Non lontano, a Miyanoura, si trova un’altra zucca, questa volta rossa, che arricchisce il panorama artistico dell’isola. Queste opere testimoniano il legame profondo tra l’artista e il territorio, trasformando lo spazio pubblico in una galleria a cielo aperto, accessibile a tutti.
La città natale di Kusama, Matsumoto, ospita al Matsumoto City Museum of Art una delle raccolte più importanti dedicate alla sua opera. Qui si trovano sia le prime creazioni che i lavori più recenti, con un percorso completo che racconta la sua evoluzione. All’esterno spicca The Visionary Flowers, un’installazione monumentale che supera i 10 metri d’altezza, portando la fantasia dell’artista direttamente tra le strade della città.
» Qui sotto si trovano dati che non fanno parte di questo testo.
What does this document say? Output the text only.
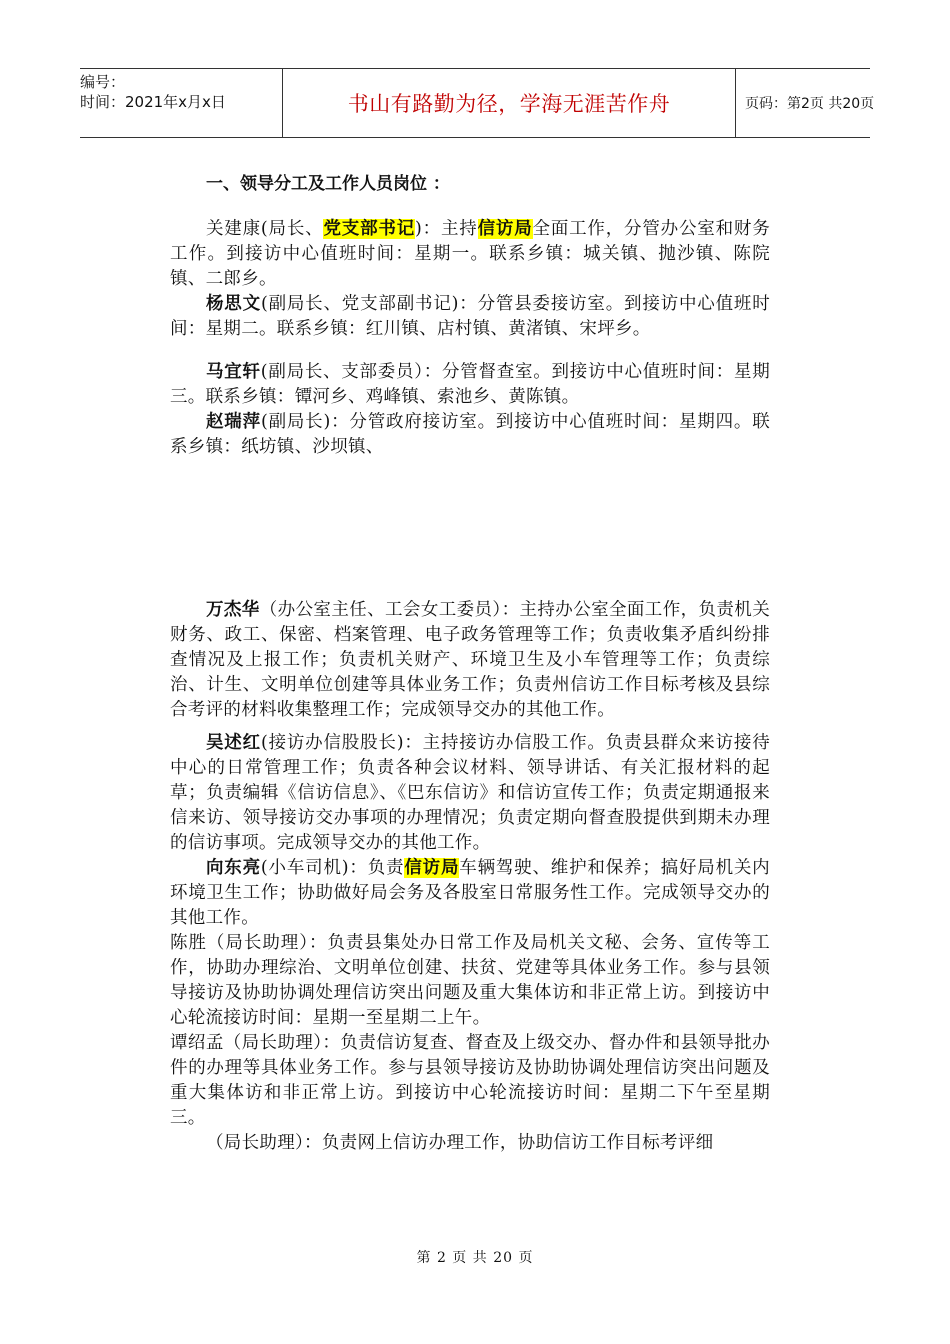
编号：
时间：2021年x月x日	书山有路勤为径，学海无涯苦作舟	页码：第2页 共20页
一、领导分工及工作人员岗位 ：
关建康(局长、党支部书记)：主持信访局全面工作，分管办公室和财务工作。到接访中心值班时间：星期一。联系乡镇：城关镇、抛沙镇、陈院镇、二郎乡。
杨思文(副局长、党支部副书记)：分管县委接访室。到接访中心值班时间：星期二。联系乡镇：红川镇、店村镇、黄渚镇、宋坪乡。
马宜轩(副局长、支部委员）：分管督查室。到接访中心值班时间：星期三。联系乡镇：镡河乡、鸡峰镇、索池乡、黄陈镇。
赵瑞萍(副局长)：分管政府接访室。到接访中心值班时间：星期四。联系乡镇：纸坊镇、沙坝镇、
万杰华（办公室主任、工会女工委员）：主持办公室全面工作，负责机关财务、政工、保密、档案管理、电子政务管理等工作；负责收集矛盾纠纷排查情况及上报工作；负责机关财产、环境卫生及小车管理等工作；负责综治、计生、文明单位创建等具体业务工作；负责州信访工作目标考核及县综合考评的材料收集整理工作；完成领导交办的其他工作。
吴述红(接访办信股股长)：主持接访办信股工作。负责县群众来访接待中心的日常管理工作；负责各种会议材料、领导讲话、有关汇报材料的起草；负责编辑《信访信息》、《巴东信访》和信访宣传工作；负责定期通报来信来访、领导接访交办事项的办理情况；负责定期向督查股提供到期未办理的信访事项。完成领导交办的其他工作。
向东亮(小车司机)：负责信访局车辆驾驶、维护和保养；搞好局机关内环境卫生工作；协助做好局会务及各股室日常服务性工作。完成领导交办的其他工作。
陈胜（局长助理）：负责县集处办日常工作及局机关文秘、会务、宣传等工作，协助办理综治、文明单位创建、扶贫、党建等具体业务工作。参与县领导接访及协助协调处理信访突出问题及重大集体访和非正常上访。到接访中心轮流接访时间：星期一至星期二上午。
谭绍孟（局长助理）：负责信访复查、督查及上级交办、督办件和县领导批办件的办理等具体业务工作。参与县领导接访及协助协调处理信访突出问题及重大集体访和非正常上访。到接访中心轮流接访时间：星期二下午至星期三。
（局长助理）：负责网上信访办理工作，协助信访工作目标考评细
第 2 页 共 20 页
Nel sud-ovest del Giappone, il Fukuoka Art Museum conserva una selezione della serie Infinity Nets, caratterizzata da fitte reti di archi intrecciati che creano uno spazio visivo rigoroso ma infinito, simbolo di una meditazione profonda sull’eterno e sull’ossessione.
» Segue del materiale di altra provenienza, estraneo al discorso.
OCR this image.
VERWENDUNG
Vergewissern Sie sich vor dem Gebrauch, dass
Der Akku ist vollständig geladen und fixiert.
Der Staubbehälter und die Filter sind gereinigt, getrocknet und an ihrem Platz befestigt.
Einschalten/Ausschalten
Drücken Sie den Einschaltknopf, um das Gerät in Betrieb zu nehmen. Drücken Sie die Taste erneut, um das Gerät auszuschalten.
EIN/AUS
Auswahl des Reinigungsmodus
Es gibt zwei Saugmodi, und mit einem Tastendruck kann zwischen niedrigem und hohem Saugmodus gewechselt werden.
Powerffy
A pochi passi da Tokyo, Hakone è una meta termale nota anche per il Pola Museum of Art, che ha dedicato spazi e mostre a Kusama. Qui si può abbinare l’arte a una giornata immersi nella natura e nel relax, per un’esperienza che unisce cultura e benessere.
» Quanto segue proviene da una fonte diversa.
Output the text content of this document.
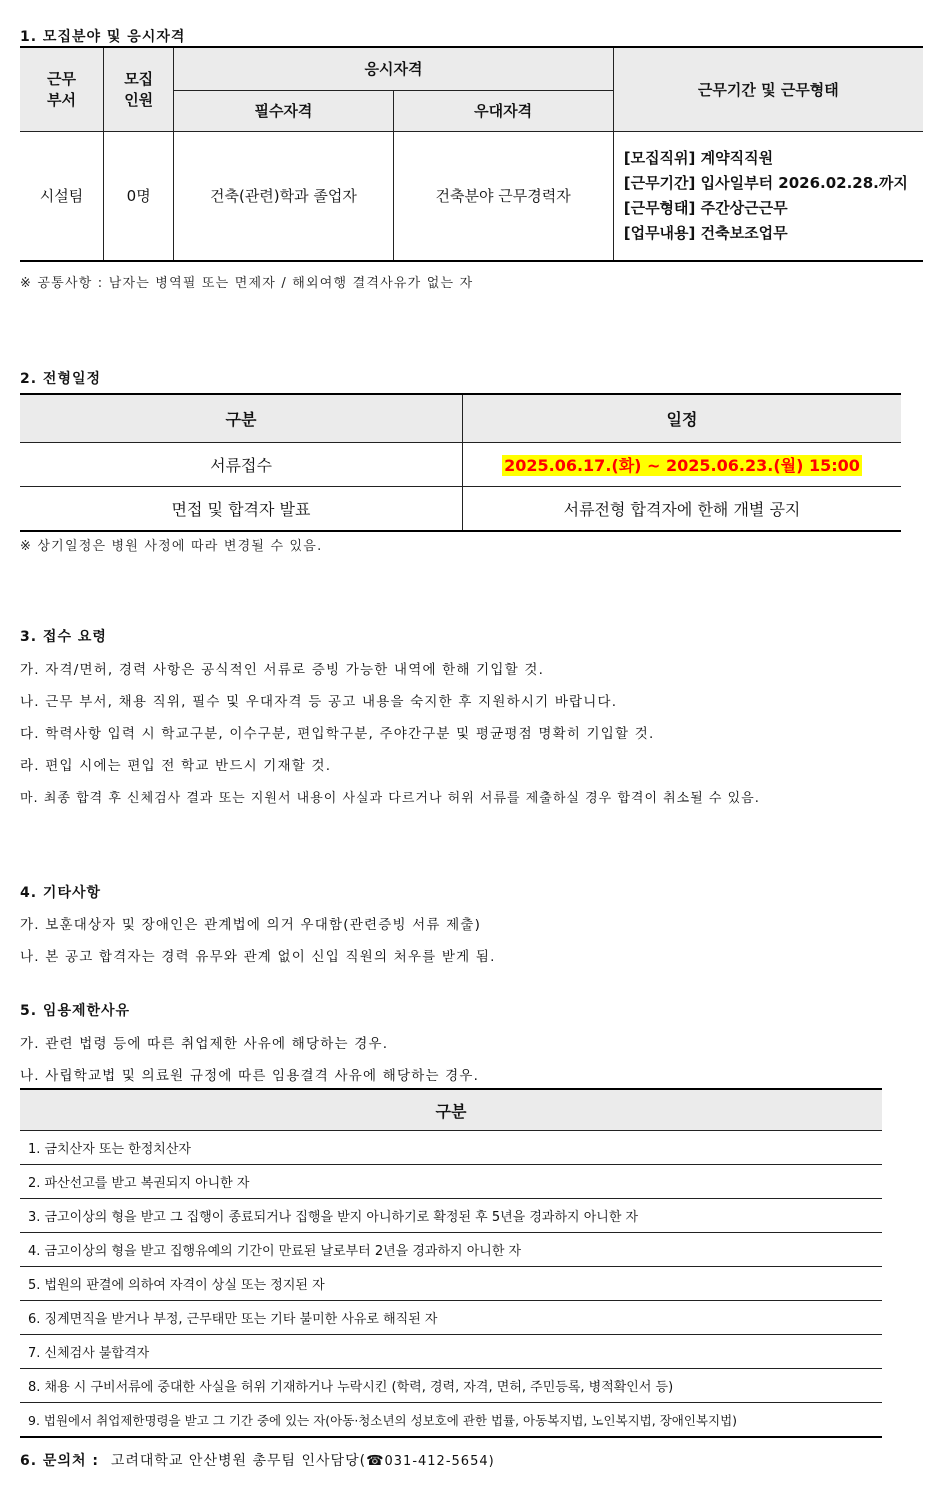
1. 모집분야 및 응시자격
근무
부서	모집
인원	응시자격		근무기간 및 근무형태
		필수자격	우대자격	
시설팀	0명	건축(관련)학과 졸업자	건축분야 근무경력자	[모집직위] 계약직직원
[근무기간] 입사일부터 2026.02.28.까지
[근무형태] 주간상근근무
[업무내용] 건축보조업무
※ 공통사항 : 남자는 병역필 또는 면제자 / 해외여행 결격사유가 없는 자
2. 전형일정
구분	일정
서류접수	2025.06.17.(화) ~ 2025.06.23.(월) 15:00
면접 및 합격자 발표	서류전형 합격자에 한해 개별 공지
※ 상기일정은 병원 사정에 따라 변경될 수 있음.
3. 접수 요령
가. 자격/면허, 경력 사항은 공식적인 서류로 증빙 가능한 내역에 한해 기입할 것.
나. 근무 부서, 채용 직위, 필수 및 우대자격 등 공고 내용을 숙지한 후 지원하시기 바랍니다.
다. 학력사항 입력 시 학교구분, 이수구분, 편입학구분, 주야간구분 및 평균평점 명확히 기입할 것.
라. 편입 시에는 편입 전 학교 반드시 기재할 것.
마. 최종 합격 후 신체검사 결과 또는 지원서 내용이 사실과 다르거나 허위 서류를 제출하실 경우 합격이 취소될 수 있음.
4. 기타사항
가. 보훈대상자 및 장애인은 관계법에 의거 우대함(관련증빙 서류 제출)
나. 본 공고 합격자는 경력 유무와 관계 없이 신입 직원의 처우를 받게 됨.
5. 임용제한사유
가. 관련 법령 등에 따른 취업제한 사유에 해당하는 경우.
나. 사립학교법 및 의료원 규정에 따른 임용결격 사유에 해당하는 경우.
구분
1. 금치산자 또는 한정치산자
2. 파산선고를 받고 복권되지 아니한 자
3. 금고이상의 형을 받고 그 집행이 종료되거나 집행을 받지 아니하기로 확정된 후 5년을 경과하지 아니한 자
4. 금고이상의 형을 받고 집행유예의 기간이 만료된 날로부터 2년을 경과하지 아니한 자
5. 법원의 판결에 의하여 자격이 상실 또는 정지된 자
6. 징계면직을 받거나 부정, 근무태만 또는 기타 불미한 사유로 해직된 자
7. 신체검사 불합격자
8. 채용 시 구비서류에 중대한 사실을 허위 기재하거나 누락시킨 (학력, 경력, 자격, 면허, 주민등록, 병적확인서 등)
9. 법원에서 취업제한명령을 받고 그 기간 중에 있는 자(아동·청소년의 성보호에 관한 법률, 아동복지법, 노인복지법, 장애인복지법)
6. 문의처 : 고려대학교 안산병원 총무팀 인사담당(☎031-412-5654)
Nella prefettura di Kagoshima, a Kirishima, il Kirishima Open-Air Museum offre un’esperienza diversa: le opere di Kusama si fondono con il paesaggio naturale. Tra le più suggestive c’è Flowers of Shangri-La, un gruppo di fiori coloratissimi e monumentali che trasformano il territorio in un giardino quasi surreale. Qui l’arte non è solo da ammirare, ma diventa parte del paesaggio, raccontando un lato meno noto ma altrettanto potente del lavoro di Kusama.
Le opere di Kusama non si fermano al Giappone. A Los Angeles, al The Broad, ci sono due Infinity Mirror Rooms: The Souls of Millions of Light Years Away, visitabile solo su prenotazione, e Longing for Eternity, aperta senza bisogno di prenotare. Questi spazi dimostrano come la sua arte sappia ancora emozionare e coinvolgere il pubblico con esperienze intense.
Nel 2026 l’Europa ha celebrato Kusama con una grande retrospettiva che ha toccato varie città. La tappa finale sarà allo Stedelijk Museum di Amsterdam dal 12 settembre 2026 al 17 gennaio 2027, dopo le esposizioni alla Fondation Beyeler in Svizzera e al Museum Ludwig di Colonia. Una conferma della portata globale di un’artista che ha saputo trasformare le sue ossessioni in un linguaggio universale e senza tempo.